Hello,
I am confused about the design choice in transformers/examples/flax/text-classification/run_flax_glue.py at 5757923888246ea16b324f53c60ea444574005ed · huggingface/transformers · GitHub, copied below:
# define step functions
def train_step(
state: train_state.TrainState, batch: Dict[str, Array], dropout_rng: PRNGKey
) -> Tuple[train_state.TrainState, float]:
"""Trains model with an optimizer (both in `state`) on `batch`, returning a pair `(new_state, loss)`."""
dropout_rng, new_dropout_rng = jax.random.split(dropout_rng)
targets = batch.pop("labels")
def loss_fn(params):
logits = state.apply_fn(**batch, params=params, dropout_rng=dropout_rng, train=True)[0]

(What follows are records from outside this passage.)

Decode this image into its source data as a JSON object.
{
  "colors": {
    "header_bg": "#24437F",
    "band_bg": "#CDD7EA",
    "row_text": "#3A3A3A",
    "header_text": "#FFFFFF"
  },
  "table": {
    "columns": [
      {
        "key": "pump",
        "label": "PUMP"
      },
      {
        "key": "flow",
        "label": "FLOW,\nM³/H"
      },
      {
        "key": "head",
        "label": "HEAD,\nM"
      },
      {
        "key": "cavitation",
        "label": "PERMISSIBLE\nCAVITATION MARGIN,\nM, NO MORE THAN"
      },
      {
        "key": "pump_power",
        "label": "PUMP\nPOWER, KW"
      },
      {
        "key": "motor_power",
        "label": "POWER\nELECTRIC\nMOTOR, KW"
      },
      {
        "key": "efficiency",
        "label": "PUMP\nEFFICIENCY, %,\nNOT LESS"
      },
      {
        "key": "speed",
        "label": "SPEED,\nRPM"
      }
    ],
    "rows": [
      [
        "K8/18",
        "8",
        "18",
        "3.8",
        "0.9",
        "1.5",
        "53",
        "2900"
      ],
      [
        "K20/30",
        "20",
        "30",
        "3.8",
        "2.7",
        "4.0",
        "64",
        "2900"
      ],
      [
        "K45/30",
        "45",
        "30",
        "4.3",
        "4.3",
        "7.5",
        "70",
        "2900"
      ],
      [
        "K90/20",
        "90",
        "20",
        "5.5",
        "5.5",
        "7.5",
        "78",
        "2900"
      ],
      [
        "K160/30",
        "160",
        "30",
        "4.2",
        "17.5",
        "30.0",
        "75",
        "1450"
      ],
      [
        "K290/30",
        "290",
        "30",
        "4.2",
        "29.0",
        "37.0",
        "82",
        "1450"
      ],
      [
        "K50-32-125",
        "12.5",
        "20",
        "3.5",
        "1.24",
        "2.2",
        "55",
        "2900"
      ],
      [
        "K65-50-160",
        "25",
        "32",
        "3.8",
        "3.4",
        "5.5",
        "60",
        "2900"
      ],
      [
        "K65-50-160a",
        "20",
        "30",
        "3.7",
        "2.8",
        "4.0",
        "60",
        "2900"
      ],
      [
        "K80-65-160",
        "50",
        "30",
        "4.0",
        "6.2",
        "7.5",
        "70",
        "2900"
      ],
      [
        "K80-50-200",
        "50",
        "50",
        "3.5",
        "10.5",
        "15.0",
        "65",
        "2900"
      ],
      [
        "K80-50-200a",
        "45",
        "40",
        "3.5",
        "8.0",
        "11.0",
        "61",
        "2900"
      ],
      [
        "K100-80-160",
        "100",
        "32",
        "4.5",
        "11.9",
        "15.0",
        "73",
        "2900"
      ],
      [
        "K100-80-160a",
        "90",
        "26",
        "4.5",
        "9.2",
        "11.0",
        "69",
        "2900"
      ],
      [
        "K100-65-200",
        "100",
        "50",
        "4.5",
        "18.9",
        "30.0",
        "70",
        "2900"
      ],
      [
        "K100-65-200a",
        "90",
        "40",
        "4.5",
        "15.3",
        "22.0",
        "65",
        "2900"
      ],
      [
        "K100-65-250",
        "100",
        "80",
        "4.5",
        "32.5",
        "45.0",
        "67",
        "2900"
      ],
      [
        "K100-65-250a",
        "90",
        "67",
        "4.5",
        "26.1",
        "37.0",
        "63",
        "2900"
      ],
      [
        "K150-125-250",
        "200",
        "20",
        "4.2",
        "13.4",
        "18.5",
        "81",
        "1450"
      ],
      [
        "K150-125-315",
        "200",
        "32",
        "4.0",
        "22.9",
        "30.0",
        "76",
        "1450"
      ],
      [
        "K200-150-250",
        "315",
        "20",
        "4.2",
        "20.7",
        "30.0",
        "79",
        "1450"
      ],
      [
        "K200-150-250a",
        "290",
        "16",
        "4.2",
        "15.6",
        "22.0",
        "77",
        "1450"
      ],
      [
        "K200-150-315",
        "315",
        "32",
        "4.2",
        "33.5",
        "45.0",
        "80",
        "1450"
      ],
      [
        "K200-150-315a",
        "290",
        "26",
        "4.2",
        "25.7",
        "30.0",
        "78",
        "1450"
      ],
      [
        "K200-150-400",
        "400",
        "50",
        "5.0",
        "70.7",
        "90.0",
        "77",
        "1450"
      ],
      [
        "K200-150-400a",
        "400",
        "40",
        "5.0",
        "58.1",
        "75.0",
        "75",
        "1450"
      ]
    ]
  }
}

loss = state.loss_fn(logits, targets)
return loss
grad_fn = jax.value_and_grad(loss_fn)
loss, grad = grad_fn(state.params)
grad = jax.lax.pmean(grad, "batch")
new_state = state.apply_gradients(grads=grad)
metrics = jax.lax.pmean({"loss": loss, "learning_rate": learning_rate_fn(state.step)}, axis_name="batch")
return new_state, metrics, new_dropout_rng
regarding loss_fn
using the targets
variable from the external context of train_step
directly, while getting params
as an explicit argument. Is there a specific optimization/JAX requirement/recommendation towards not using also targets
as an explicit parameter, or is it an unrelated design decision, or maybe something Im not seeing?
(I guess one reason may be that we are not interested in the gradients wrt. targets
, so we do not want jax.value_and_grad
function to calculate those. But jax.value_and_grad
also seems to have an argument to specify which gradients we are interested in. So technically this does not seem necessary to handle it this way, but maybe it is somewhat clearer design?)
Thank you very much in advance!
Hande